Spending Friday, April 25, 2008, at the FDA's Ophthalmic Devices Advisory Panel meeting on LASIK was one of the most educational and valuable experiences of my career. The meeting was all I expected and more. Patients, families, scientists, plaintiff's attorneys, representatives from industry, and doctors gathered to debate the safety of LASIK and postoperative quality of life. All options were on the table when the meeting began, including a moratorium on or an outright ban of the procedure, the FDA's regulation of the practice of medicine, a class action lawsuit, and a new study.
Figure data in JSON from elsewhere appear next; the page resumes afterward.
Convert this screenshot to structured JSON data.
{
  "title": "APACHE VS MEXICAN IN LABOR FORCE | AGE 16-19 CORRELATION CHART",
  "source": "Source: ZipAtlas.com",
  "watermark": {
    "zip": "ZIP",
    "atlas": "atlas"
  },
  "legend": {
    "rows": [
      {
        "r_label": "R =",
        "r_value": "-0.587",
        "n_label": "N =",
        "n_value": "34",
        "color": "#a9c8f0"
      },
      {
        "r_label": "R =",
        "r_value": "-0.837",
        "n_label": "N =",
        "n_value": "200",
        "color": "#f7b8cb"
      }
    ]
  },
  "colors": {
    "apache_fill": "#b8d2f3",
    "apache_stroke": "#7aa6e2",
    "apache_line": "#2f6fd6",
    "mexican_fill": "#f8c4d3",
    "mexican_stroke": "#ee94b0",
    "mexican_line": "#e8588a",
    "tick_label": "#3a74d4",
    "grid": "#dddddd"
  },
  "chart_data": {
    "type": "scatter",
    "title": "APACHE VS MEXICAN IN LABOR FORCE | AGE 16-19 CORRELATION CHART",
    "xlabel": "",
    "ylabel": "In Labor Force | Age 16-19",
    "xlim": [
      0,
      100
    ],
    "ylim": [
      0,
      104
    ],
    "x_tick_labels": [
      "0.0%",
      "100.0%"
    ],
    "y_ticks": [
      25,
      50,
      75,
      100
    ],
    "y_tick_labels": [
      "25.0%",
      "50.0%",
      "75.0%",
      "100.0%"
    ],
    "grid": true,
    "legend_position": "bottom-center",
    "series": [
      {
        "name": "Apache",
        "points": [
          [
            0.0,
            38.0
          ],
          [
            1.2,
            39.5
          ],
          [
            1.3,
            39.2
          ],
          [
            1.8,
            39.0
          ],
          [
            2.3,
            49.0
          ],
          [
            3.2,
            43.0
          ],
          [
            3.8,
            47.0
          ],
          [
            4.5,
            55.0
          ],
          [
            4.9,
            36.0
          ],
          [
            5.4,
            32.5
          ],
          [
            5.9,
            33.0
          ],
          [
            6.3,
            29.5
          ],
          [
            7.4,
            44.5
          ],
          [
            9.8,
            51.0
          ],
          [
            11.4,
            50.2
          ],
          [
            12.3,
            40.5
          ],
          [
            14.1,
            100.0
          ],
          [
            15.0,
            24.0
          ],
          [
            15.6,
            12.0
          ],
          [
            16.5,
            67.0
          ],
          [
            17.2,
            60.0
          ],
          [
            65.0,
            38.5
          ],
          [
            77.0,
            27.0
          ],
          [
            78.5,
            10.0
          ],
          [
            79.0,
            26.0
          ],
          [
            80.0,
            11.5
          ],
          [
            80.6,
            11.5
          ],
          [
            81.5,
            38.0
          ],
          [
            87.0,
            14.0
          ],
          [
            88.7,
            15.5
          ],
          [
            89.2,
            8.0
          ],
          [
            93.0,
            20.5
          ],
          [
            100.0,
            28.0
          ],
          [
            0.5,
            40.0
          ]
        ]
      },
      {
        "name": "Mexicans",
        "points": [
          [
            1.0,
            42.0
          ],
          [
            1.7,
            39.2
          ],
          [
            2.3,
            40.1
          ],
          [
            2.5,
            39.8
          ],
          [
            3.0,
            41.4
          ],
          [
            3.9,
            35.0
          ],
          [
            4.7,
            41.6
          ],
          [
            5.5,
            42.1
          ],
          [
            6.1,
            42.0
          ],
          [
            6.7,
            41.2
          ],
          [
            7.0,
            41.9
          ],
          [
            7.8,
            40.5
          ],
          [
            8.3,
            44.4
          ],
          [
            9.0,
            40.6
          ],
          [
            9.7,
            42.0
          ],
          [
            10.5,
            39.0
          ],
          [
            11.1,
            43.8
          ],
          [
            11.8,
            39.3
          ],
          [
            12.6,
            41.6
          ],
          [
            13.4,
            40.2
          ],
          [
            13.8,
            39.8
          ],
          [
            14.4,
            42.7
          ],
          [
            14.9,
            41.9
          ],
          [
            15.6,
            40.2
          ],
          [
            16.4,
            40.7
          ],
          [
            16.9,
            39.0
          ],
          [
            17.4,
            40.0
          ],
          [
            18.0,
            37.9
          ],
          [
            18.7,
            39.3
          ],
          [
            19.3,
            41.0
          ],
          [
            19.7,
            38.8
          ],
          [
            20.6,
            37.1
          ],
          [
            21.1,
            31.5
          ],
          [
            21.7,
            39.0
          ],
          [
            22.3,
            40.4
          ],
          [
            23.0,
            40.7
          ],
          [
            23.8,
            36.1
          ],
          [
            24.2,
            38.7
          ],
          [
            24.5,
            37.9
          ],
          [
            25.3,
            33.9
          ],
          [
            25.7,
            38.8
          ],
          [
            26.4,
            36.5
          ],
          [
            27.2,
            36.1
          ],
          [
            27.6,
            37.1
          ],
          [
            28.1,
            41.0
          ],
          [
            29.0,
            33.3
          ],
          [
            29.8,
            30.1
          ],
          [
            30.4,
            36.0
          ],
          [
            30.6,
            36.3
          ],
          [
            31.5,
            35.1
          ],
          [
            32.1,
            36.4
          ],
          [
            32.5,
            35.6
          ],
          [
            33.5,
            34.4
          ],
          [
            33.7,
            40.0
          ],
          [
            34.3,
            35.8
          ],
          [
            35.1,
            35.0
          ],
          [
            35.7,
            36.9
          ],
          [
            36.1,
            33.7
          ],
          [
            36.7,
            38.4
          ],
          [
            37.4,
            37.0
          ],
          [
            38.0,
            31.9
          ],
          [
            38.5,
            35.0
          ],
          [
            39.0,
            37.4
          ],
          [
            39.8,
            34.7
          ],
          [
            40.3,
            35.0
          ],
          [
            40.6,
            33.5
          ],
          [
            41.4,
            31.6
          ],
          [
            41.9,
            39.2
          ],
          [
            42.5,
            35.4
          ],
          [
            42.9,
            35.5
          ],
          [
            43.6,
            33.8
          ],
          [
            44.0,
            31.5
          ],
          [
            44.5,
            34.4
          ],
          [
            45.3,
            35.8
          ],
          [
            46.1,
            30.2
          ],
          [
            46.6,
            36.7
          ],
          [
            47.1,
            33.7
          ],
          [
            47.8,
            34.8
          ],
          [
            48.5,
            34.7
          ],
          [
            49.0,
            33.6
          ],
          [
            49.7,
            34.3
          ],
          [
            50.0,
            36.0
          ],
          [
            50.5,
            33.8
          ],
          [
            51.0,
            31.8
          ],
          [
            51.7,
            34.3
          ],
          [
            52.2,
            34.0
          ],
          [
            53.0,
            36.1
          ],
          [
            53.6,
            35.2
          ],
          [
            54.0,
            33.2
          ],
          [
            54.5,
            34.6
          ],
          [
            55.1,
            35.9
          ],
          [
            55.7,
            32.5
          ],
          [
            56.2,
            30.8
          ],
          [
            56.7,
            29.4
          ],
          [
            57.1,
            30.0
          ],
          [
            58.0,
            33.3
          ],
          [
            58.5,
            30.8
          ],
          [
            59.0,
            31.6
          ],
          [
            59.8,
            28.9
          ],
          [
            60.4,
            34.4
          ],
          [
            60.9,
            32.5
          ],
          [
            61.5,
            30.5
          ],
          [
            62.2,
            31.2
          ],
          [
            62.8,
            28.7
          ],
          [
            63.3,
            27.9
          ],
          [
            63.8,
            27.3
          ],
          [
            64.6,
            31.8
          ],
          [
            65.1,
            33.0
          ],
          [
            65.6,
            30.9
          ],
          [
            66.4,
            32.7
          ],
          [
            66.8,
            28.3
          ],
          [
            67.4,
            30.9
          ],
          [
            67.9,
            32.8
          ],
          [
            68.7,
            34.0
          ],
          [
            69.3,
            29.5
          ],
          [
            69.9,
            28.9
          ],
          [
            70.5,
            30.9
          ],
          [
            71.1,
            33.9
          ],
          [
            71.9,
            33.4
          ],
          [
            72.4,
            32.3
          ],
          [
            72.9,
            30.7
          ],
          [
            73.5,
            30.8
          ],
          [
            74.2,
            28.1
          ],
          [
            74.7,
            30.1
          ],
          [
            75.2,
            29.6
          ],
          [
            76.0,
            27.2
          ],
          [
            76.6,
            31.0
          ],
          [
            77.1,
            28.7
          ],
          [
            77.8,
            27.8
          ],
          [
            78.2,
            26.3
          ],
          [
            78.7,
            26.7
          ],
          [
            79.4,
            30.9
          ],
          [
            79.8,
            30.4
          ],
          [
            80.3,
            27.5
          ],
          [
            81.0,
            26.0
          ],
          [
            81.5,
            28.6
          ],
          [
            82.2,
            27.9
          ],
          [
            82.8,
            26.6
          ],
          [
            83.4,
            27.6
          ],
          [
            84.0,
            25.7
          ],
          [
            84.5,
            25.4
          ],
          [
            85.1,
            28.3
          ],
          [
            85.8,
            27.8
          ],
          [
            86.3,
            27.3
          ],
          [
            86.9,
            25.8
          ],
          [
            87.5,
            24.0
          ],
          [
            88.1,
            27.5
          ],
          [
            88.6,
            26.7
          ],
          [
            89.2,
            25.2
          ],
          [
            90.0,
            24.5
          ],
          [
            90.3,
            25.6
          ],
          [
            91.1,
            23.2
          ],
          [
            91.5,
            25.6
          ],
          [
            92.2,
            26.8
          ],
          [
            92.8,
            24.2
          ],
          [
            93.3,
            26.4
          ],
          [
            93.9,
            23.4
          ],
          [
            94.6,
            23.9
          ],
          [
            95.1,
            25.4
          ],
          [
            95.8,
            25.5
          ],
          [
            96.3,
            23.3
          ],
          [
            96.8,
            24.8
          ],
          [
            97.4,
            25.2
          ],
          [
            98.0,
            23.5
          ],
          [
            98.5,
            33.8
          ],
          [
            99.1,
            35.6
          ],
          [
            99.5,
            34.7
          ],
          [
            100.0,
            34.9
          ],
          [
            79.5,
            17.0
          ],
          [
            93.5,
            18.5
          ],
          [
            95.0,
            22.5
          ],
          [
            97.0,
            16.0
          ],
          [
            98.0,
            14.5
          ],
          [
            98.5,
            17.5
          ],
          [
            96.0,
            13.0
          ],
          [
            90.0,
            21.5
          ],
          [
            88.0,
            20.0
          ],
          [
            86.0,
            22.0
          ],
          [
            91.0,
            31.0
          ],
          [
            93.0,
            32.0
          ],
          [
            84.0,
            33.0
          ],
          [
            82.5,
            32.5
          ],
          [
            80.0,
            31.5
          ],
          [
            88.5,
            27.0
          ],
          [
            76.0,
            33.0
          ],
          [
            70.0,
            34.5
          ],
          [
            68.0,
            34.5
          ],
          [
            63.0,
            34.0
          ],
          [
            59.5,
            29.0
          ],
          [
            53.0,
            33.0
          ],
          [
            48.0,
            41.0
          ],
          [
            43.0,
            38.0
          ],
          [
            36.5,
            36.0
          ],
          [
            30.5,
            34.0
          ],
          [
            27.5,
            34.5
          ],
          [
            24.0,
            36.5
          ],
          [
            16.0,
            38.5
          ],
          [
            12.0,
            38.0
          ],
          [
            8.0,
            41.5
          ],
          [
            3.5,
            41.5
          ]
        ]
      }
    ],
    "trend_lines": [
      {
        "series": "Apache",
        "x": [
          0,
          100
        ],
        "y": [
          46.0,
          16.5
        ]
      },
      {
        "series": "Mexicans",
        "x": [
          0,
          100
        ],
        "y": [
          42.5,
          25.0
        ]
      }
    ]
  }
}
Some 15 LASIK "casualties" (as these individuals call themselves) presented their stories in the public-comment section of the morning. Their presentations were deeply personal, passionate, and moving. There were no charts to look at, no science, and no records. All the same, here were human beings for whom the system, or something, failed.

Ophthalmologists went next: Eric Donnenfeld, MD; Kerry Solomon, MD; Peter McDonnel, MD; Scott Barnes, MD; Steven Schallhorn, MD; and David Tanzer, MD. They gave some of the best presentations I have ever heard them deliver on dry eyes, the procedure's worldwide success rates, and LASIK in the US military. Their science was overwhelming and confirmed what I knew: LASIK was going to be okay.

At the end of the meeting, the panel mainly discussed more detailed labeling and a new quality-of-life study. A moratorium, an outright ban, or a recall of the FDA's approvals of excimer lasers and LASIK was never seriously considered. As to increased regulation of the practice of medicine, I cannot imagine that we need more than state medical boards, our professional societies, the plaintiff's lawyers, and a higher authority, our own ethics.

Hearing that LASIK would survive was not the meeting's take-home message. What I learned was much more personal. Simply put, we (myself included) can do better. Obviously, we can continue to improve patient selection. Many of the casualties complained of dry eyes, and we have greatly enhanced our screening for, understanding of, and treatment of this condition during the last few years. The discussion of ectasia reminded me how much we have learned about this complication as well. Pupillary dynamics, laser physics, corneal biomechanics, and topography were discussed. LASIK has taught us more basic science than any procedure I know.

I also learned, however, that patients need better doctor selection, meaning a more informed way of selecting a surgeon. Some of the unhappy patients would have been flagged as poor candidates for LASIK by most of us. These individuals needed more direct contact with their surgeon, not anyone else. They needed their surgeon to acknowledge their distress, express empathy, take ownership of the problem, and stick with them. They needed to have felt free to get a second opinion and know about other options.

We do not need a moratorium on LASIK, but some of the patients at the FDA's Ophthalmic Devices Advisory Panel meeting would have benefited from a moratorium on the wrong kind of advertising from physicians—the price-first kind that presents LASIK as a commodity. LASIK is not a commodity.

I know I will be a better doctor for attending the meeting in Gaithersburg, Maryland. There will always be cases in which we fail, but we must never give up on these patients or on trying to improve ourselves, our science, and our art. That is really all we can do.